Por fim, é indispensável dotar-se de estruturas leves e flexíveis, que manifestem a prioridade dada ao acolhimento e ao diálogo, ao trabalho inter- e trans- disciplinar e em rede. Os estatutos, a organização interna, o método de ensino, o sistema dos estudos deveriam refletir a fisionomia da Igreja “em saída”. Tudo deve ser orientado nos horários e nos modos que favoreçam o mais possível a participação de quantos desejam estudar teologia: além dos seminaristas e dos religiosos, também os leigos e as mulheres quer leigas quer religiosas. Em particular, a contribuição que as mulheres estão a dar e podem oferecer à teologia é indispensável e por conseguinte a participação delas deve ser apoiada, como fazeis nesta Faculdade, onde há uma boa participação de mulheres como professoras e estudantes.

Este lugar maravilhoso, sede da Faculdade teológica dedicada a São Luís do qual hoje se celebra a festa, seja símbolo de uma beleza a compartilhar, aberta a todos. Sonho com faculdades teológicas onde haja convívio das diferenças, onde se pratique uma teologia do diálogo e da hospitalidade; onde se experimente o modelo do poliedro do saber teológico no lugar de uma esfera estática e desencarnada. Onde a pesquisa teológica seja capaz de promover um processo de inculturação exigente mas estimulante.

Conclusão

Os critérios do proémio da constituição apostólica Veritatis gaudium são evangélicos. O querigma, o diálogo, o discernimento, a colaboração, a rede — acrescentaria também a parrésia, que foi citada como critério, que é a capacidade de estar no limite, juntamente com o hypomonè, a tolerância, o estar no limite para ir em frente — são elementos e critérios que traduzem o modo como o Evangelho foi vivido e anunciado por Jesus e com o qual pode ser também hoje transmitido pelos seus discípulos.

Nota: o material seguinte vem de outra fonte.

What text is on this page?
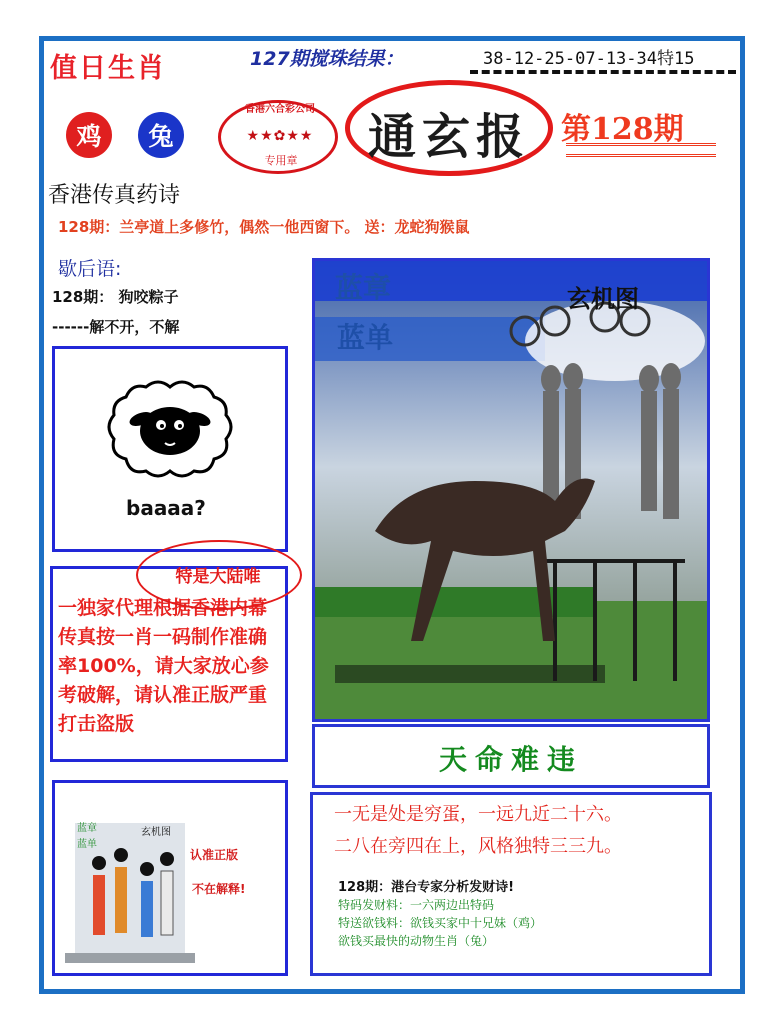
值日生肖	127期搅珠结果：	38-12-25-07-13-34特15
鸡	兔
香港六合彩公司
★★✿★★
专用章	通玄报	第128期
香港传真药诗
128期：兰亭道上多修竹，偶然一他西窗下。 送：龙蛇狗猴鼠
歇后语:
128期： 狗咬粽子
------解不开，不解
baaaa?
一独家代理根据香港内幕传真按一肖一码制作准确率100%，请大家放心参考破解，请认准正版严重打击盗版
特是大陆唯
蓝章
蓝单
玄机图
认准正版
不在解释!
蓝章
蓝单
玄机图
天命难违
一无是处是穷蛋，一远九近二十六。
二八在旁四在上，风格独特三三九。
128期：港台专家分析发财诗!
特码发财料：一六两边出特码
特送欲钱料：欲钱买家中十兄妹（鸡）
欲钱买最快的动物生肖（兔）
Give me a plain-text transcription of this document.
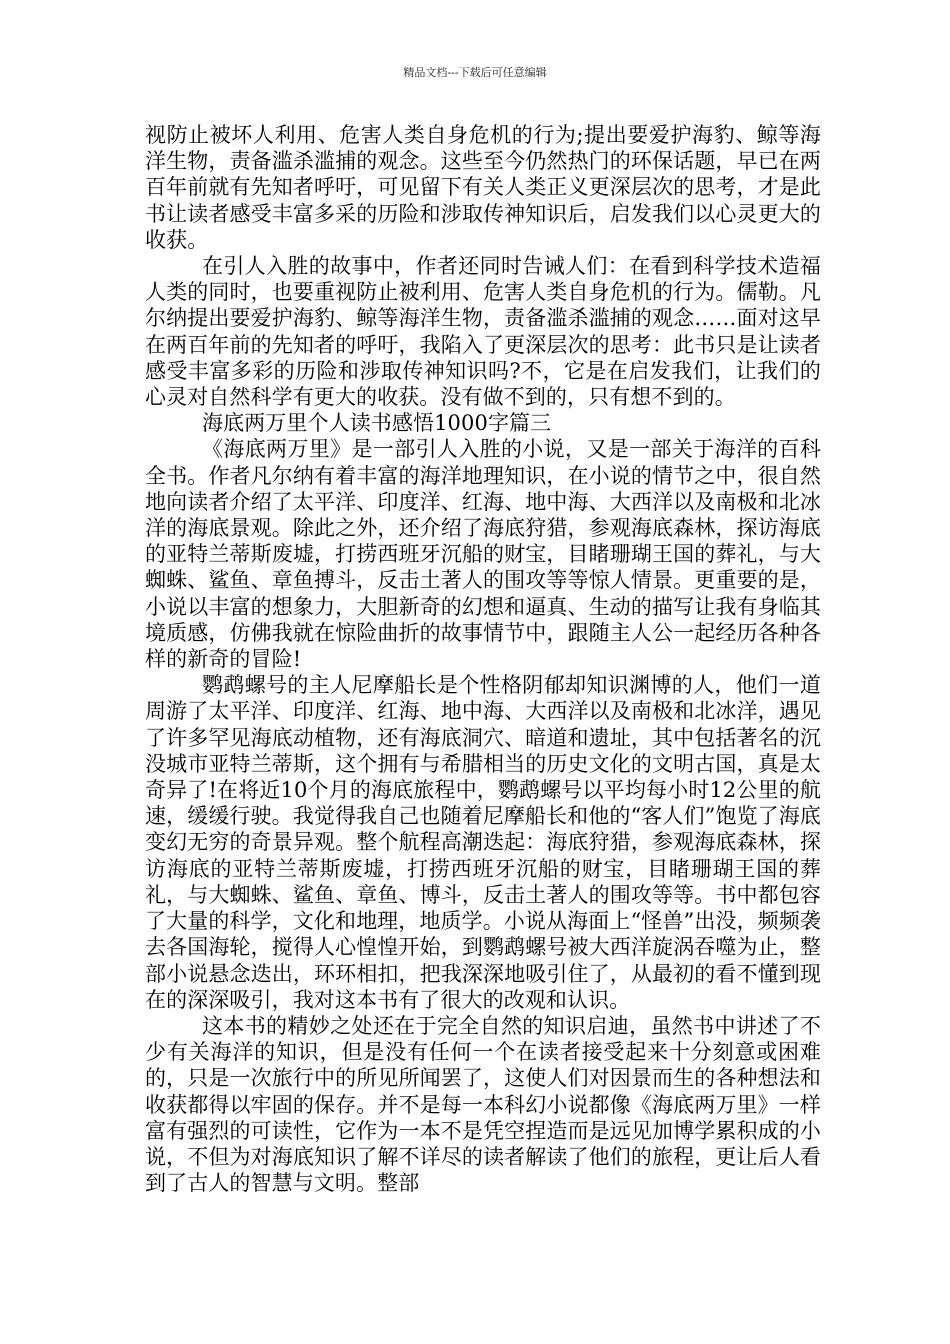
精品文档---下载后可任意编辑

视防止被坏人利用、危害人类自身危机的行为;提出要爱护海豹、鲸等海洋生物，责备滥杀滥捕的观念。这些至今仍然热门的环保话题，早已在两百年前就有先知者呼吁，可见留下有关人类正义更深层次的思考，才是此书让读者感受丰富多采的历险和涉取传神知识后，启发我们以心灵更大的收获。

在引人入胜的故事中，作者还同时告诫人们：在看到科学技术造福人类的同时，也要重视防止被利用、危害人类自身危机的行为。儒勒。凡尔纳提出要爱护海豹、鲸等海洋生物，责备滥杀滥捕的观念……面对这早在两百年前的先知者的呼吁，我陷入了更深层次的思考：此书只是让读者感受丰富多彩的历险和涉取传神知识吗?不，它是在启发我们，让我们的心灵对自然科学有更大的收获。没有做不到的，只有想不到的。

海底两万里个人读书感悟1000字篇三

《海底两万里》是一部引人入胜的小说，又是一部关于海洋的百科全书。作者凡尔纳有着丰富的海洋地理知识，在小说的情节之中，很自然地向读者介绍了太平洋、印度洋、红海、地中海、大西洋以及南极和北冰洋的海底景观。除此之外，还介绍了海底狩猎，参观海底森林，探访海底的亚特兰蒂斯废墟，打捞西班牙沉船的财宝，目睹珊瑚王国的葬礼，与大蜘蛛、鲨鱼、章鱼搏斗，反击土著人的围攻等等惊人情景。更重要的是，小说以丰富的想象力，大胆新奇的幻想和逼真、生动的描写让我有身临其境质感，仿佛我就在惊险曲折的故事情节中，跟随主人公一起经历各种各样的新奇的冒险!

鹦鹉螺号的主人尼摩船长是个性格阴郁却知识渊博的人，他们一道周游了太平洋、印度洋、红海、地中海、大西洋以及南极和北冰洋，遇见了许多罕见海底动植物，还有海底洞穴、暗道和遗址，其中包括著名的沉没城市亚特兰蒂斯，这个拥有与希腊相当的历史文化的文明古国，真是太奇异了!在将近10个月的海底旅程中，鹦鹉螺号以平均每小时12公里的航速，缓缓行驶。我觉得我自己也随着尼摩船长和他的“客人们”饱览了海底变幻无穷的奇景异观。整个航程高潮迭起：海底狩猎，参观海底森林，探访海底的亚特兰蒂斯废墟，打捞西班牙沉船的财宝，目睹珊瑚王国的葬礼，与大蜘蛛、鲨鱼、章鱼、博斗，反击土著人的围攻等等。书中都包容了大量的科学，文化和地理，地质学。小说从海面上“怪兽”出没，频频袭去各国海轮，搅得人心惶惶开始，到鹦鹉螺号被大西洋旋涡吞噬为止，整部小说悬念迭出，环环相扣，把我深深地吸引住了，从最初的看不懂到现在的深深吸引，我对这本书有了很大的改观和认识。

这本书的精妙之处还在于完全自然的知识启迪，虽然书中讲述了不少有关海洋的知识，但是没有任何一个在读者接受起来十分刻意或困难的，只是一次旅行中的所见所闻罢了，这使人们对因景而生的各种想法和收获都得以牢固的保存。并不是每一本科幻小说都像《海底两万里》一样富有强烈的可读性，它作为一本不是凭空捏造而是远见加博学累积成的小说，不但为对海底知识了解不详尽的读者解读了他们的旅程，更让后人看到了古人的智慧与文明。整部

A teologia depois da Veritatis gaudium é querigmática, uma teologia do discernimento, da misericórdia e da hospitalidade, que se põe em diálogo com a sociedade, as culturas e as religiões para a construção da convivência pacífica de pessoas e povos. O Mediterrâneo é uma matriz histórica, geográfica e cultural do acolhimento querigmático praticado com o diálogo e a misericórdia. Desta pesquisa teológica Nápoles é exemplo e laboratório especial. Bom trabalho!